Multiple federal, state, and local agencies, as well as land conservation groups, are focused on coastal wetland management and restoration, with different objectives. A consistent national UVVR and vegetated fraction dataset provide a critical baseline for rapid assessment of wetland status for multiple agencies and objectives simultaneously. For example, the U.S. Fish and Wildlife Service is primarily concerned with habitat restoration for endangered species that use vegetated areas of salt marshes across the entire nation.
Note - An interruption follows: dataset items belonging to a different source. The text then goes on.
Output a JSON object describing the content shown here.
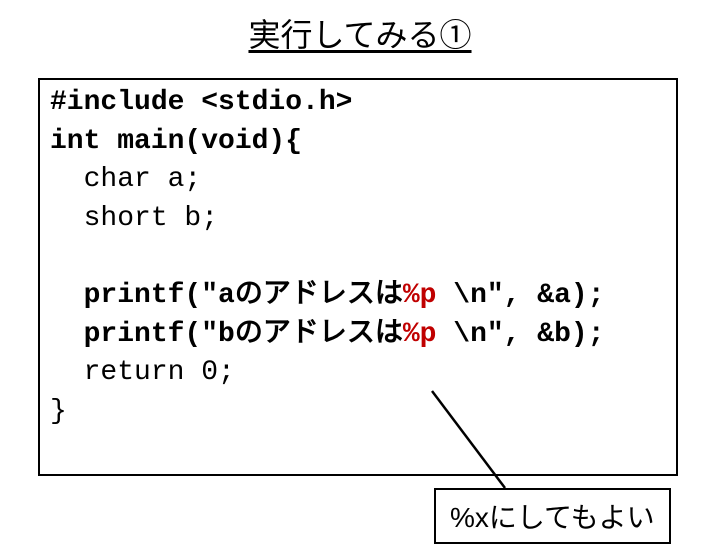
{
  "title": "実行してみる①",
  "code": {
    "include_kw": "#include",
    "include_hdr": " <stdio.h>",
    "main_sig": "int main(void){",
    "decl_a": "  char a;",
    "decl_b": "  short b;",
    "blank": "",
    "p1_pre": "  printf(\"a",
    "p1_jp": "のアドレスは",
    "p1_fmt": "%p",
    "p1_post": " \\n\", &a);",
    "p2_pre": "  printf(\"b",
    "p2_jp": "のアドレスは",
    "p2_fmt": "%p",
    "p2_post": " \\n\", &b);",
    "ret": "  return 0;",
    "close": "}"
  },
  "callout": "%xにしてもよい"
}
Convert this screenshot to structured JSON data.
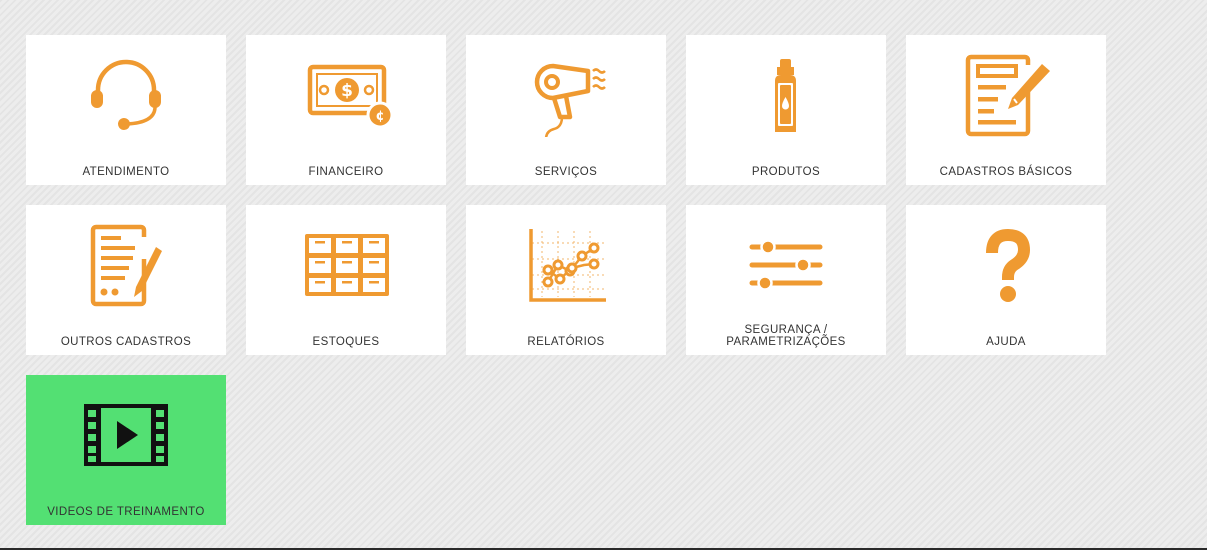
{
  "colors": {
    "accent": "#ef9a31",
    "tile_bg": "#ffffff",
    "video_tile_bg": "#53e073",
    "label_text": "#333333",
    "video_icon": "#111111"
  },
  "menu": [
    {
      "id": "atendimento",
      "label": "ATENDIMENTO",
      "icon": "headset-icon"
    },
    {
      "id": "financeiro",
      "label": "FINANCEIRO",
      "icon": "money-icon"
    },
    {
      "id": "servicos",
      "label": "SERVIÇOS",
      "icon": "hair-dryer-icon"
    },
    {
      "id": "produtos",
      "label": "PRODUTOS",
      "icon": "spray-bottle-icon"
    },
    {
      "id": "cadastros-basicos",
      "label": "CADASTROS BÁSICOS",
      "icon": "form-pencil-icon"
    },
    {
      "id": "outros-cadastros",
      "label": "OUTROS CADASTROS",
      "icon": "document-pencil-icon"
    },
    {
      "id": "estoques",
      "label": "ESTOQUES",
      "icon": "drawers-icon"
    },
    {
      "id": "relatorios",
      "label": "RELATÓRIOS",
      "icon": "line-chart-icon"
    },
    {
      "id": "seguranca",
      "label": "SEGURANÇA /\nPARAMETRIZAÇÕES",
      "icon": "sliders-icon"
    },
    {
      "id": "ajuda",
      "label": "AJUDA",
      "icon": "question-icon"
    },
    {
      "id": "videos",
      "label": "VIDEOS DE TREINAMENTO",
      "icon": "film-play-icon"
    }
  ]
}
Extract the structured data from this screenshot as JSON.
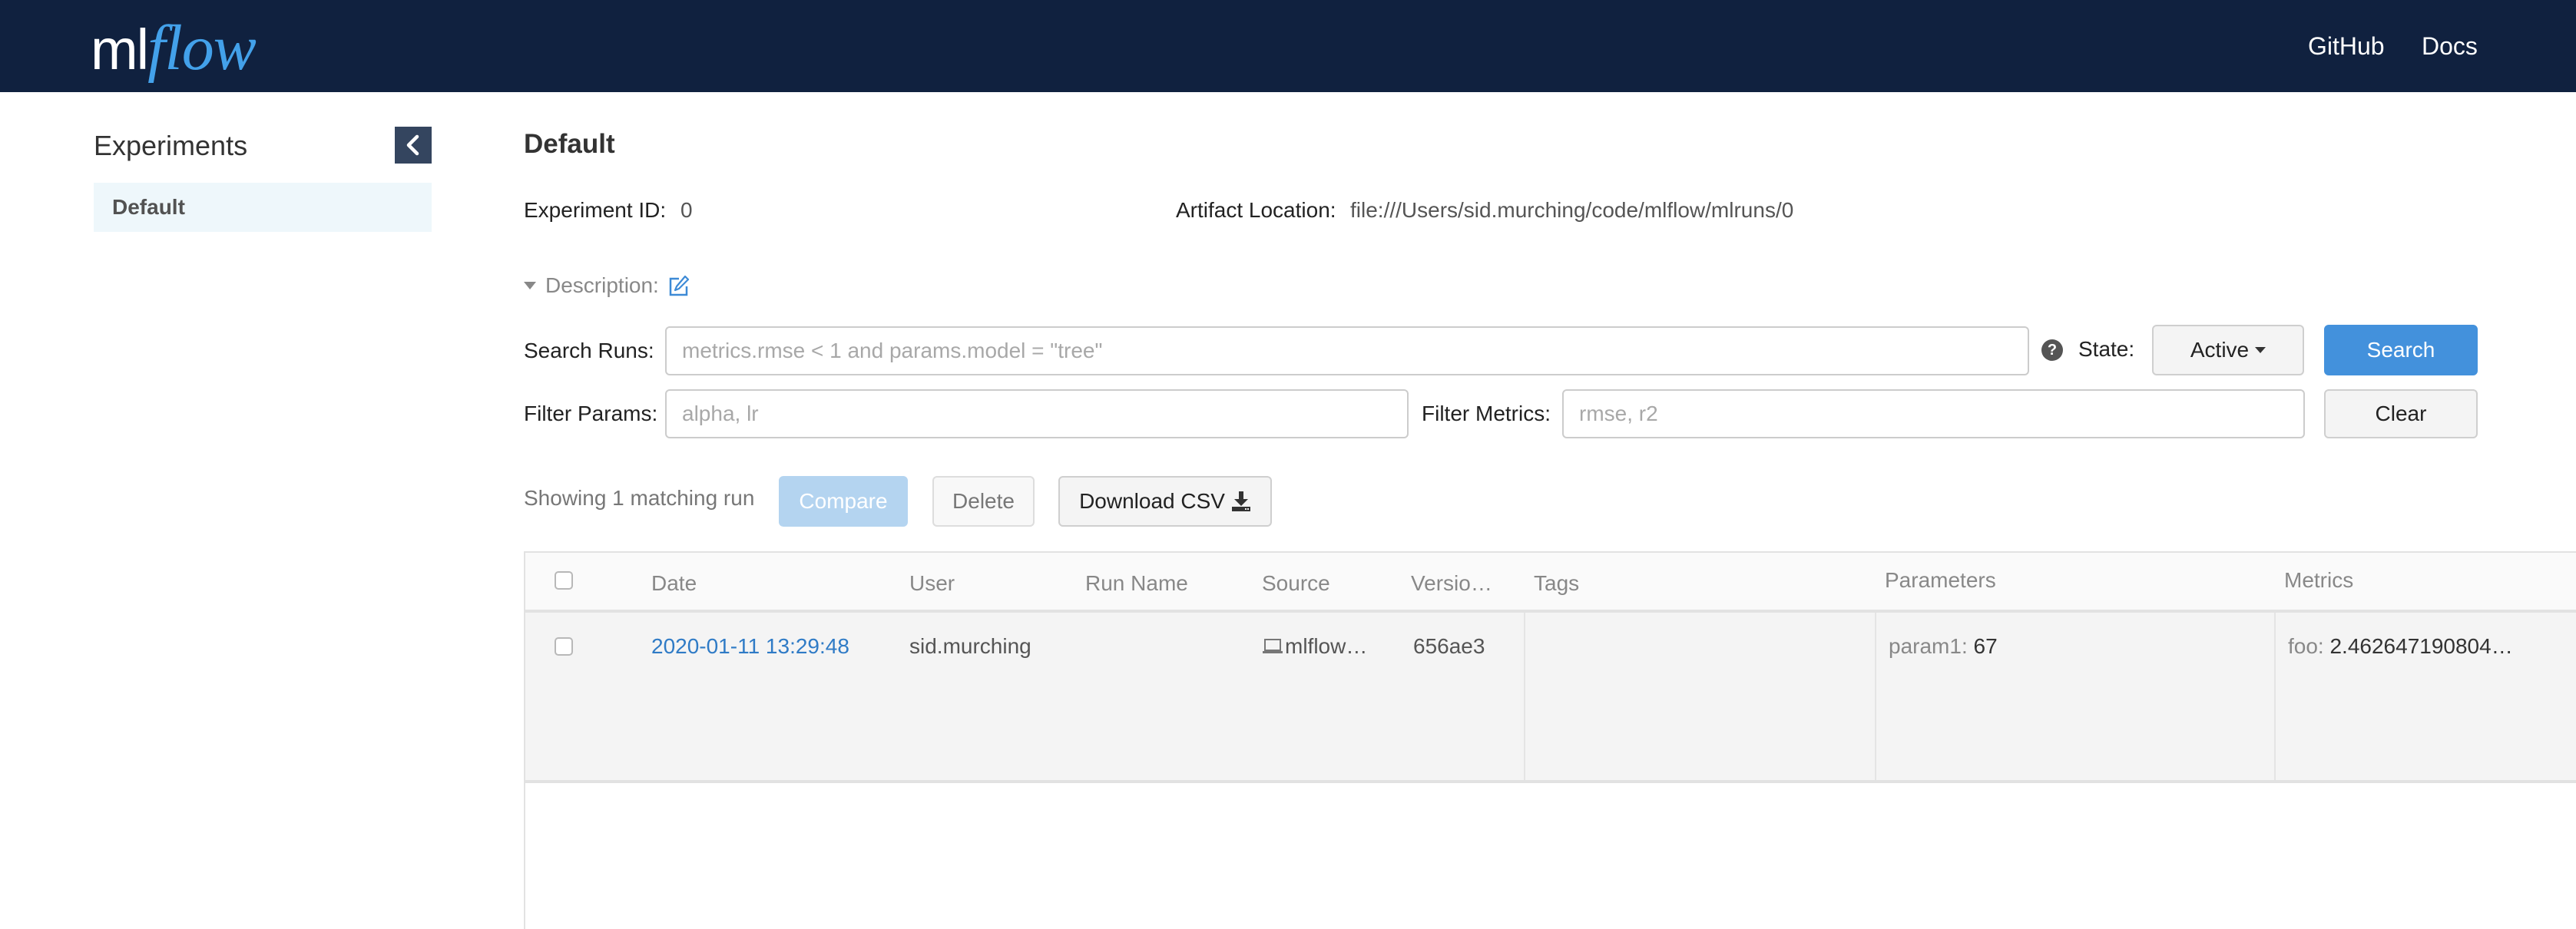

Our study enables quantification of vegetated area at every coastal refuge and a baseline dataset for tracking future restoration efforts. On a national basis, CONUS-wide carbon inventories that include coastal wetlands could integrate vegetative cover estimates, while forecasts will benefit from wetland stability predictions that can be based on the UVVR. For states and local agencies, the UVVR at 30-m resolution can be used in conjunction with finer-scale mapping efforts once vulnerable areas are identified. Updating satellite-based wetland metrics for entire periods-of-record and refining them with high-resolution sensors will be important for furthering management and research objectives. However, Landsat 5 may be used also to extend the analyses from 1984 to 2012.

Conclusions

In this study, we presented a method to estimate vegetative cover and associated metrics for coastal wetlands of the conterminous United States. This dataset enables the observation of outcomes of multiple processes of interest across tidal wetlands. These data can be used to establish baseline vegetative cover at estuary and state scales, and to track annual changes in vegetation due to restoration or loss. Aggregation across estuary and state scales provides contrasting estimates of the UVVR depending on the inclusion of open-water areas often indicative of lateral instability. At the individual estuary scale, the annual variability can be used to classify vulnerable areas using threshold values for the UVVR. In contrast to field-based methods, remote sensing offers an objective technique to track wetland trajectory in response to storms, sea-level rise, and anthropogenic actions. As higher-resolution sensors and approaches become available, remote sensing will be an important tool in coastal wetland research and management across smaller scales. Furthermore, the data offer an opportunity for developing and testing models of wetland geomorphology, and improving our basic understanding of wetland response to complex biophysical factors.